As a part of our look at hell's heated presence in pop culture, we've included throughout the book some segments titled "My Hell." These are varied, brief, personal thoughts on hell's makeup, drawn from our interviews with a mix of creative folks from the worlds of film, television, books, music, and academia (and ranging from the generally beloved to the decidedly controversial). Their responses are meant to play off a larger point: Our world's ongoing, unsettled religious and philosophical debates on the nature of hell indicate that the place below might still be considered a work in progress, continually reshaped, restoked, and reconsidered by all humans still interested in pondering life's imponderables.

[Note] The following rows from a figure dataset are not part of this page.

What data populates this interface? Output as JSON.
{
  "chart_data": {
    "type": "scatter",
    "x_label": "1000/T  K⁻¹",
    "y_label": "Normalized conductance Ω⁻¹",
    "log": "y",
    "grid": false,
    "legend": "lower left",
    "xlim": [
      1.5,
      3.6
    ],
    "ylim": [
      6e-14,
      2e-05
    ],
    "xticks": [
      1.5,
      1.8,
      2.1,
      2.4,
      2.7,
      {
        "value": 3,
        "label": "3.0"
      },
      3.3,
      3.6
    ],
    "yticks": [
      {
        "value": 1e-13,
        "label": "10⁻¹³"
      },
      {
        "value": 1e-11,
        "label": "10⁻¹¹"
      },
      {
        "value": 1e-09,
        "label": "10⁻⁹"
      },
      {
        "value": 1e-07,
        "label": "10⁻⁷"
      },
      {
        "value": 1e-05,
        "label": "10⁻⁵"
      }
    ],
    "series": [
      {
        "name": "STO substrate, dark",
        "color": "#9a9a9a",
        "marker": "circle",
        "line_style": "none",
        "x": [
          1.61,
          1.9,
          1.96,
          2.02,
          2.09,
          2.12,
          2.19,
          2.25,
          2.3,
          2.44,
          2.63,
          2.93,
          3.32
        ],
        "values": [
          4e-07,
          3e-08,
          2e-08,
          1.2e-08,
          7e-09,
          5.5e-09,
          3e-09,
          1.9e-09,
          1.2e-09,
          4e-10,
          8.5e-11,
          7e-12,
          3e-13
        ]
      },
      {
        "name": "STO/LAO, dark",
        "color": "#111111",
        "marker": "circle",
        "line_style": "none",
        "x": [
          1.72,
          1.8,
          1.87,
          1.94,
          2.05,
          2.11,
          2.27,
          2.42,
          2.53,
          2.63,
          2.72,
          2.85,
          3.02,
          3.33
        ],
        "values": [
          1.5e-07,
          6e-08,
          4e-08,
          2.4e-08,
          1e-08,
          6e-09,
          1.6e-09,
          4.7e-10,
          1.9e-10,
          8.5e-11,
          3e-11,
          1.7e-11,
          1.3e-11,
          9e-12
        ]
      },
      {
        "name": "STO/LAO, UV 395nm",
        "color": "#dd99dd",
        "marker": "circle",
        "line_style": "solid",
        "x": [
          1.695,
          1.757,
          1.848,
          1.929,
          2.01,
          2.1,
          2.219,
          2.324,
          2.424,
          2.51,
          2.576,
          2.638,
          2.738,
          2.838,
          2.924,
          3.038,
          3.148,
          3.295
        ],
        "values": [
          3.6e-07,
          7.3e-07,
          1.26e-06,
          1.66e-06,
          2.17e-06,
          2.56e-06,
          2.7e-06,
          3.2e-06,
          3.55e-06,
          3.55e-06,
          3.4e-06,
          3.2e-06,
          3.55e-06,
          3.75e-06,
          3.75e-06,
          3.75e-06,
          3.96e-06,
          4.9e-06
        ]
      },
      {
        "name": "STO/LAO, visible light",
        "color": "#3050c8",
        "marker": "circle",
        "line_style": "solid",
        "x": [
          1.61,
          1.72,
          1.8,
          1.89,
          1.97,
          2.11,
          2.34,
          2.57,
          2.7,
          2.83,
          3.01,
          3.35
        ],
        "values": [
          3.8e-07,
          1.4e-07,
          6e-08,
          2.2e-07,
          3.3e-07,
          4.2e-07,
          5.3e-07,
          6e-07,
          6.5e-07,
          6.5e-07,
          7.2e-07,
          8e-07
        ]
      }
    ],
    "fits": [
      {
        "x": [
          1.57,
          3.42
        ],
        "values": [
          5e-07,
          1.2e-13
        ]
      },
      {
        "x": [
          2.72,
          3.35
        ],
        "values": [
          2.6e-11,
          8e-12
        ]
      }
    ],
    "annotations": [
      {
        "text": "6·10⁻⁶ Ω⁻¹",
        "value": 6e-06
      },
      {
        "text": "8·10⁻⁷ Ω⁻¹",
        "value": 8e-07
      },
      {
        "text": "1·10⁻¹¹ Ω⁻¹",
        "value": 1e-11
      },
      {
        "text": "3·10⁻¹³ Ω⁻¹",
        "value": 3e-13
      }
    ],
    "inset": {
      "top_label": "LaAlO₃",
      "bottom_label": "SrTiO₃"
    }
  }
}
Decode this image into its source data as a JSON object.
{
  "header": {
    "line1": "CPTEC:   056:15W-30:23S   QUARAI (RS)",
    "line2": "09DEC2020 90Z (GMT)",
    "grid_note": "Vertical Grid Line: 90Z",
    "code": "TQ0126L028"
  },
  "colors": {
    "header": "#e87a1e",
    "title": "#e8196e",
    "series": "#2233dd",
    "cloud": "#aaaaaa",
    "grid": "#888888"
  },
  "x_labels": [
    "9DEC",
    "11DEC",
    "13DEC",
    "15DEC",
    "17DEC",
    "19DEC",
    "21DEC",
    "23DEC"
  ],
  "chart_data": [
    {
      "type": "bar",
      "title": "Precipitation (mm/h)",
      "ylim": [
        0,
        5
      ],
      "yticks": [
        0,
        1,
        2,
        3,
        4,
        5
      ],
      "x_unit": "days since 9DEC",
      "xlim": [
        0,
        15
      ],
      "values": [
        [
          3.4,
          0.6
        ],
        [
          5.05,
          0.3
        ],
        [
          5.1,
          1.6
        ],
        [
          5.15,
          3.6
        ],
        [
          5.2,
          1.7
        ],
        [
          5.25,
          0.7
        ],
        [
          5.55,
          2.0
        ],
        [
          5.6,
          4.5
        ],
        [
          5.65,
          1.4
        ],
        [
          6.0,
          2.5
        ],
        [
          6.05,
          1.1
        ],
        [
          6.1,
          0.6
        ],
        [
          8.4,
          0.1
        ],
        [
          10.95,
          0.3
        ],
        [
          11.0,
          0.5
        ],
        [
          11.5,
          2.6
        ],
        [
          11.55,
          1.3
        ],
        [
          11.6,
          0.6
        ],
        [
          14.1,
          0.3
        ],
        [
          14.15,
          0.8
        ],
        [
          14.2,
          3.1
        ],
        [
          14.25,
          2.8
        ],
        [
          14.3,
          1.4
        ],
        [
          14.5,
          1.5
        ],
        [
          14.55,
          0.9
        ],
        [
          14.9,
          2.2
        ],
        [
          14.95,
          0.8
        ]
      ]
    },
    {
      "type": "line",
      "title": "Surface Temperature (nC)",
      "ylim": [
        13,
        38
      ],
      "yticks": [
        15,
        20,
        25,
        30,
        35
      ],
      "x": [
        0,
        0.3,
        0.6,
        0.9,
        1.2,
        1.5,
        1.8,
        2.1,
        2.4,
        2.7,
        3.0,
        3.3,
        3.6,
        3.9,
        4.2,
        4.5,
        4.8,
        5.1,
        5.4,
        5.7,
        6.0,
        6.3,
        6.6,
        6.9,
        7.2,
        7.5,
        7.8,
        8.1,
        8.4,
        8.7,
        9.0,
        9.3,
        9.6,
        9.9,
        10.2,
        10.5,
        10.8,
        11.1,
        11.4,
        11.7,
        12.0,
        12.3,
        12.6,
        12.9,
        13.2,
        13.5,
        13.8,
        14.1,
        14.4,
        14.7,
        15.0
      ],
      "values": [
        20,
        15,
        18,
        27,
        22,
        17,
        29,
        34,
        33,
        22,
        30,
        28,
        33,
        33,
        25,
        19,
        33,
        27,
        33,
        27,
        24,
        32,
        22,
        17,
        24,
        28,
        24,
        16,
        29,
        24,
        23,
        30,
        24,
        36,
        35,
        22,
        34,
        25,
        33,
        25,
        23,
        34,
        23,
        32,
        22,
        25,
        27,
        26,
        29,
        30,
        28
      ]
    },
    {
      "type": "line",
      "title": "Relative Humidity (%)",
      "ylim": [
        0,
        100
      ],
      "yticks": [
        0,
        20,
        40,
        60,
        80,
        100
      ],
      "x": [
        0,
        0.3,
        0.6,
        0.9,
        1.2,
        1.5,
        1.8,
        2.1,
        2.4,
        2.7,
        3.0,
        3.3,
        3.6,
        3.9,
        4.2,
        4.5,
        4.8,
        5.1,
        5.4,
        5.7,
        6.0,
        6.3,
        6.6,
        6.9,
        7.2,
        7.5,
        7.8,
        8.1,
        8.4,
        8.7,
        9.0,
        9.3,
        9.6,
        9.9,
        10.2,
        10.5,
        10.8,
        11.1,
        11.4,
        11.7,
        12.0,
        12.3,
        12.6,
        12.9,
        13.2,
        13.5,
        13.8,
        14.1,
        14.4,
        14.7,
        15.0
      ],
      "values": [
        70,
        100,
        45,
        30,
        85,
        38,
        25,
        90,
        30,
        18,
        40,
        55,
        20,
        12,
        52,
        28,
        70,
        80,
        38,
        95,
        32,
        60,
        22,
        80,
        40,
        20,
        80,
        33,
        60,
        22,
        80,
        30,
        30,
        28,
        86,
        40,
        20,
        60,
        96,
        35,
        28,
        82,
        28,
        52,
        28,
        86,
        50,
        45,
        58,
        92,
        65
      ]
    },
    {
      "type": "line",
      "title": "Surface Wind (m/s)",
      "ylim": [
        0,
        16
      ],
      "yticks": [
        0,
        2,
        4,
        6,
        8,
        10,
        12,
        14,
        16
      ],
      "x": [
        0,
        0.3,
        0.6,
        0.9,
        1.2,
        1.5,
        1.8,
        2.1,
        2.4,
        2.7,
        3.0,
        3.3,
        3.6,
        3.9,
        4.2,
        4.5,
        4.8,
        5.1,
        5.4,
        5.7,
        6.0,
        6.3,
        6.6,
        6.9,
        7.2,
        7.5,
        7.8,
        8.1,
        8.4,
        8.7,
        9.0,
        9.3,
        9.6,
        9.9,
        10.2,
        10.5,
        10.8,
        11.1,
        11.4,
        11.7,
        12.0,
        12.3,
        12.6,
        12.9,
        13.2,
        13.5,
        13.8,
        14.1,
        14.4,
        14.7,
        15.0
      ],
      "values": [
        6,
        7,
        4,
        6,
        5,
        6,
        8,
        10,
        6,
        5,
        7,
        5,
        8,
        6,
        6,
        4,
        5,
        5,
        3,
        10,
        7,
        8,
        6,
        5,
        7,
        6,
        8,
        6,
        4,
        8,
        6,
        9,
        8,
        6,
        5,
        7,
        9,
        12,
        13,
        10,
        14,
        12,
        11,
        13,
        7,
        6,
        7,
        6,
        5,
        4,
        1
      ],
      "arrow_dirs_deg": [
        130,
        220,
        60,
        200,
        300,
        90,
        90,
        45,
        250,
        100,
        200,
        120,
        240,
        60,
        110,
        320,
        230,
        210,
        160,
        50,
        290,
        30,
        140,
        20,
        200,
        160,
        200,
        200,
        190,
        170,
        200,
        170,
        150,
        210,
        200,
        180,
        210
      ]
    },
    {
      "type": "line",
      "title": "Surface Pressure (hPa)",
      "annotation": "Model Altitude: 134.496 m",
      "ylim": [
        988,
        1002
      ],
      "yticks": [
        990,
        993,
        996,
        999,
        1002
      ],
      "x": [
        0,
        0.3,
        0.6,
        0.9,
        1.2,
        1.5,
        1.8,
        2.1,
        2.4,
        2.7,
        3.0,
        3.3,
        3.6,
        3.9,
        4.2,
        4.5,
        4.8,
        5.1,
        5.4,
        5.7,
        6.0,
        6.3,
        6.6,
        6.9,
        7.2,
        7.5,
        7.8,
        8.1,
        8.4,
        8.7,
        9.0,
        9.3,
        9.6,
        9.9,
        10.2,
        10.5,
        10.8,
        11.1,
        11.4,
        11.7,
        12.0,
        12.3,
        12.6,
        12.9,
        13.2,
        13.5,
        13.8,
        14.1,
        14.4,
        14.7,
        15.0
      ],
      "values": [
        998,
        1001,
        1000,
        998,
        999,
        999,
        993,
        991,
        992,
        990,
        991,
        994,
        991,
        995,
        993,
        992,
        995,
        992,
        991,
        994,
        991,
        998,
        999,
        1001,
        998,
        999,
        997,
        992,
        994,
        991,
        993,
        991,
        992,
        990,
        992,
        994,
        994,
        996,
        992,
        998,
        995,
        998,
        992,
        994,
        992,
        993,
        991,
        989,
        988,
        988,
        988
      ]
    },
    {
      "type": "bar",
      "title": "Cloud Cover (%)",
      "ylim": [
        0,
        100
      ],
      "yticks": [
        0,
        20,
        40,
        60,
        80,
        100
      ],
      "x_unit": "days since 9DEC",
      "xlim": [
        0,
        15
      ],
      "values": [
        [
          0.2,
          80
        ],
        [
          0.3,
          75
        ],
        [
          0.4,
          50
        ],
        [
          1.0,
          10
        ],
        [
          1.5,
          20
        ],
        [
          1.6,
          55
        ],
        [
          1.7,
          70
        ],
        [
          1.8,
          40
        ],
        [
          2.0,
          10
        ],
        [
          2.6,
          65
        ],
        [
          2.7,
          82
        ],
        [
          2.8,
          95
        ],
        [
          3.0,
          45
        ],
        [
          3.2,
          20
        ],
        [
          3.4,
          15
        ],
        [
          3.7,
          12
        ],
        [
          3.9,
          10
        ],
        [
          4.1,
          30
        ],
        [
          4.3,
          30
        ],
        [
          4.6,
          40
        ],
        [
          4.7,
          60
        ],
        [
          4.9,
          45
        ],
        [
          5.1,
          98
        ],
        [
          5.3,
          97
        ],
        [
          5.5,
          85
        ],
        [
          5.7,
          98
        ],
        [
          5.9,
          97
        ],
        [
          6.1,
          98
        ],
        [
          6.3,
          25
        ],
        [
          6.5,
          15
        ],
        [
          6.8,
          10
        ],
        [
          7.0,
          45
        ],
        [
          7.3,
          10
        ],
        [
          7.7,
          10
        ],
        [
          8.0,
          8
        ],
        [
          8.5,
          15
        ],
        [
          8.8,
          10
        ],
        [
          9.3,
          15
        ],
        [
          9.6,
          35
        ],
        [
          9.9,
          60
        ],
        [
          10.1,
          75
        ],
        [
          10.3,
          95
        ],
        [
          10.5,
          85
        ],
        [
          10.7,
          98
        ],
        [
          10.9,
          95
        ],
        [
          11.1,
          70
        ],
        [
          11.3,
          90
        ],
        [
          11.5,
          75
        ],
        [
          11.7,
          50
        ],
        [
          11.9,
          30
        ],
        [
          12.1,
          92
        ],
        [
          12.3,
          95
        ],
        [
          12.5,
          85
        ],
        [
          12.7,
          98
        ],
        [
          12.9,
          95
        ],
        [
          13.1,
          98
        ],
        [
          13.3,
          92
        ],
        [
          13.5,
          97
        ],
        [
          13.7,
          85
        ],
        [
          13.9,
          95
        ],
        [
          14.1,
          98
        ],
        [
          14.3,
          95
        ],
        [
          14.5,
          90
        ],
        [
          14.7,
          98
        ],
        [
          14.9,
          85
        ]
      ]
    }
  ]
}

To be honest, for those with a devout sense of faith, this book may be entirely beside the point. If a believer already has a strong sense of the singular truth, the last thing he or she needs is a postmodern, pan-religious, omnicultural history of hell to muck things up. And yet that history is out there, dynamic and undeniable, and we feel it is a history worthy of at least some investigation. It is a strange, eventful history that is by turns grand, fearsome, comic, mortifying, and always wickedly compelling. In laying out our look at hell, we've attempted to stay true to the blend of tragedy and comedy that has marked discussions of the place since such discussions began millennia ago. It has been our sincere desire to do justice to the seriousness of the subject, while acknowledging that hell is a subject that mortals have not always taken so seriously.
With the understanding of just how remarkable, significant, and influential a place hell is, the intention of Go to Hell is not to dismiss the netherworld, but to illuminate it just a bit. The hope has been to create a book that's engagingly readable, rather than one that's simply damnable.